Na questão do pertencimento do ser negro, pardo ou branco, no processo de socialização, se faz necessário considerar os elementos em que se pauta o sentimento de superioridade do branco, que se apresenta no discurso dos alunos.

“Uma estrutura bem conhecida, um moreno atlo, com os cabelos crespos e de olhos negros.” (Aluno Negro)

“Hoje em dia a cultura dos negros é comum, todos são iguais, é assim que eu penso, porque os negros tem os mesmos privilégios que os pardos e brancos, até melhor.” (Aluno Pardo)

“Mas conheço, sim, pessoas: são afro, mas todos são seres humanos.”

(Aluno Branco)

Os participantes não refletem sobre a pluralidade da questão racial, em que muitas vezes renegam a cultura afrodescendente, em que, ao exporem as diferenças, podem ser expelidas, engolidas, mantidas à parte, e há lugares em que se

especializam em cada caso. Mas as diferenças também podem ser tornadas invisíveis, ou melhor, impedidas de serem percebidas.

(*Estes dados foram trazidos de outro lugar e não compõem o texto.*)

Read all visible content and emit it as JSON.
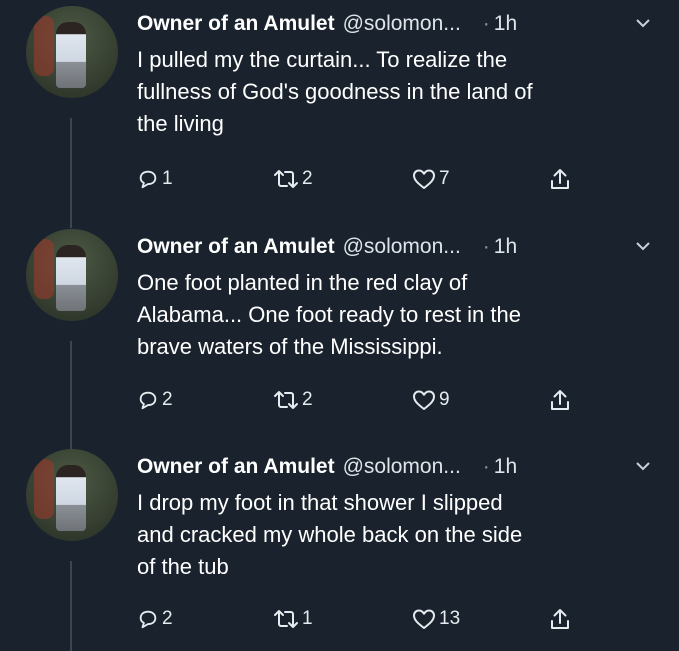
{
  "tweets": [
    {
      "name": "Owner of an Amulet",
      "handle": "@solomon...",
      "dot": "·",
      "time": "1h",
      "lines": [
        "I pulled my the curtain... To realize the",
        "fullness of God's goodness in the land of",
        "the living"
      ],
      "replies": "1",
      "retweets": "2",
      "likes": "7"
    },
    {
      "name": "Owner of an Amulet",
      "handle": "@solomon...",
      "dot": "·",
      "time": "1h",
      "lines": [
        "One foot planted in the red clay of",
        "Alabama... One foot ready to rest in the",
        "brave waters of the Mississippi."
      ],
      "replies": "2",
      "retweets": "2",
      "likes": "9"
    },
    {
      "name": "Owner of an Amulet",
      "handle": "@solomon...",
      "dot": "·",
      "time": "1h",
      "lines": [
        "I drop my foot in that shower I slipped",
        "and cracked my whole back on the side",
        "of the tub"
      ],
      "replies": "2",
      "retweets": "1",
      "likes": "13"
    }
  ],
  "icons": {
    "reply": "reply-icon",
    "retweet": "retweet-icon",
    "like": "heart-icon",
    "share": "share-icon",
    "menu": "chevron-down-icon"
  },
  "colors": {
    "background": "#1a232d",
    "text": "#ffffff",
    "secondary": "#8899a6"
  }
}
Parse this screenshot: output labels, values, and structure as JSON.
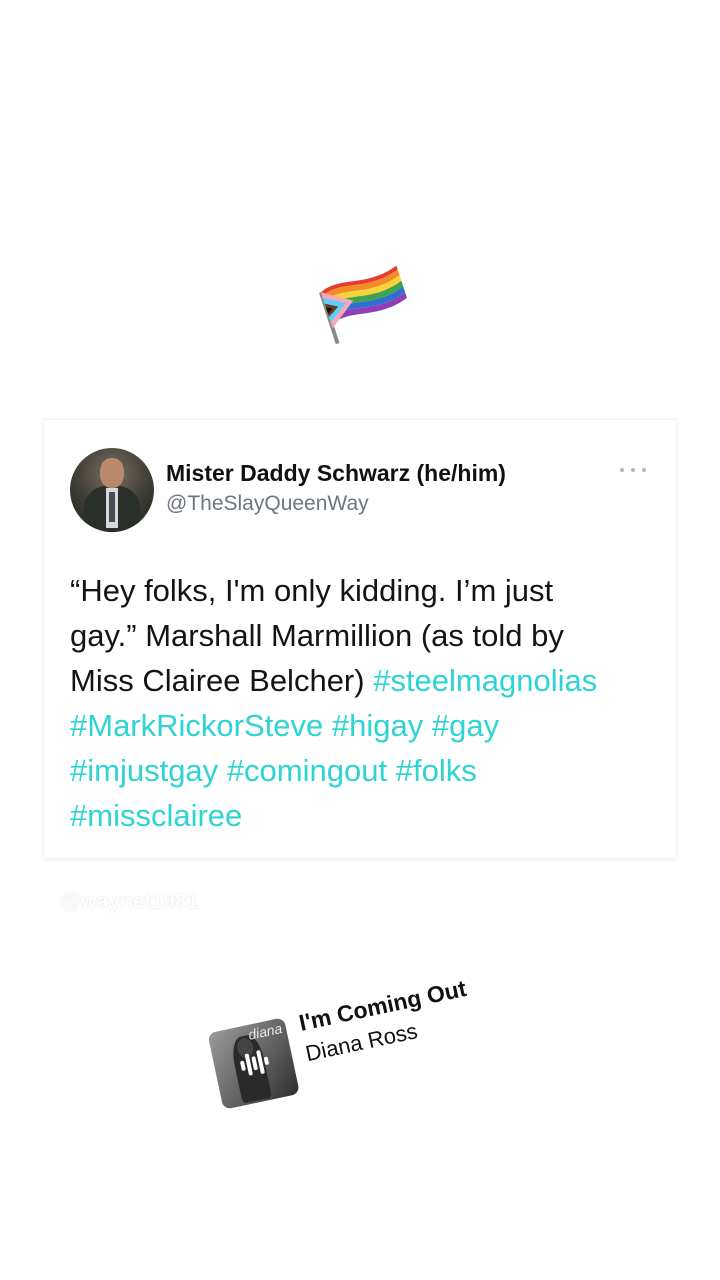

A incapacidade de enfrentar a pluralidade de seres humanos e a ambivalência de todas as decisões classificatórias, ao contrário, se autoperpetuam e reforçam: quanto mais eficaz a tendência à homogeneidade e o esforço para eliminar a diferença, tanto mais difícil sentir-se à vontade em presença de estranhos, tanto mais ameaçadora a diferença e tanto mais intensa a ansiedade que ela gera. (BAUMAN, 2001, p. 94).

Ainda se percebe, na fala dos participantes, a tendência da homogeneidade branca, mas percebi uma pequena resistência em uma aluna e em um aluno.

“A capoeira é uma cultura que é bastante valorizada aqui em Boa Vista, o candomblé é uma religião pouco conhecida.” (Aluno Pardo)

“Minha mãe dizia que meu cabelo era ruim, então aos 7 anos fiz o meu primeiro alisamento e também minhas colegas também fazia (sic). Eu nunca refleti sobre isso, eu vim refletir muito tempo depois, aí eu vi que renegar as minhas raízes, apagar, querer esconder, é esconder toda a luta dos meus antepassados.” (Aluna Negra)

Afirma Souza, N. (1983, p. 77):

Ser negro é, além disto, tomar consciência do processo ideológico que, através de um discurso mítico acerca de si, engendra uma estrutura de desconhecimento que o aprisiona numa imagem alienada, na qual não reconhece. Ser negro é tomar posse desta consciência e criar uma nova consciência que reassegure o respeito às diferenças e que reafirme uma dignidade alheia a qualquer nível de exploração.

Então ser negro é ter consciência de sua identidade, conhecer a importância de sua imagem e reconhecer a importância da história dos antepassados africanos e assim construir sua própria história.